Are Single-Zone Emission models Sufficient to Explain GRB 220426A and GRB 230812B?

TL;DR

This paper challenges single-zone emission models for GRBs by analyzing spectral width evolution in GRB 220426A and GRB 230812B, providing evidence for multiple emission zones during the prompt phase.

Contribution

It presents observational evidence that spectral width increases over time, questioning the adequacy of single-zone models and supporting multi-zone emission scenarios.

Findings

Spectral width $ ext{W}$ increases with time in the studied GRBs.

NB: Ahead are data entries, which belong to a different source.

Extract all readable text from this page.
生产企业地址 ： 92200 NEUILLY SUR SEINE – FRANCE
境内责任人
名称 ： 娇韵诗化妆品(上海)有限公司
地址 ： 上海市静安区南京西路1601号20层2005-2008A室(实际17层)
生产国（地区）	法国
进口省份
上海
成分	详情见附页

Single-zone models predict decreasing $ ext{W}$, contrary to observations.

Results suggest the prompt phase involves multiple evolving emission zones.

Abstract

Gamma-ray bursts (GRBs) are the universe's most energetic phenomena (isotropic luminosity $\sim 10^{51} - 10^{54}$ ergs/s) lasting for a very short duration ($\sim$ milliseconds - a few seconds). Even after an average of one GRB detected per day, their emission mechanism remains contentious. Inferences drawn from the empirical modelling of the GRB spectrum are often inconclusive. Some studies favor the emission from a thermal blast of hot plasma, while others suggest a synchrotron emission originating from a rapid acceleration of particles at the expense of the burst energy. Under these scenarios, the spectral width of the burst ($\mathcal{W}$), which is measured at half maxima, is expected to decrease with time. We show that for the GRB 220426A and GRB 230812B, $\mathcal{W}$ increases with time, raising serious concerns regarding the validity of these emission models. The results instead offer strong evidence that the GRB prompt phase involves the development of multiple emission zones, whose relative contributions change over time.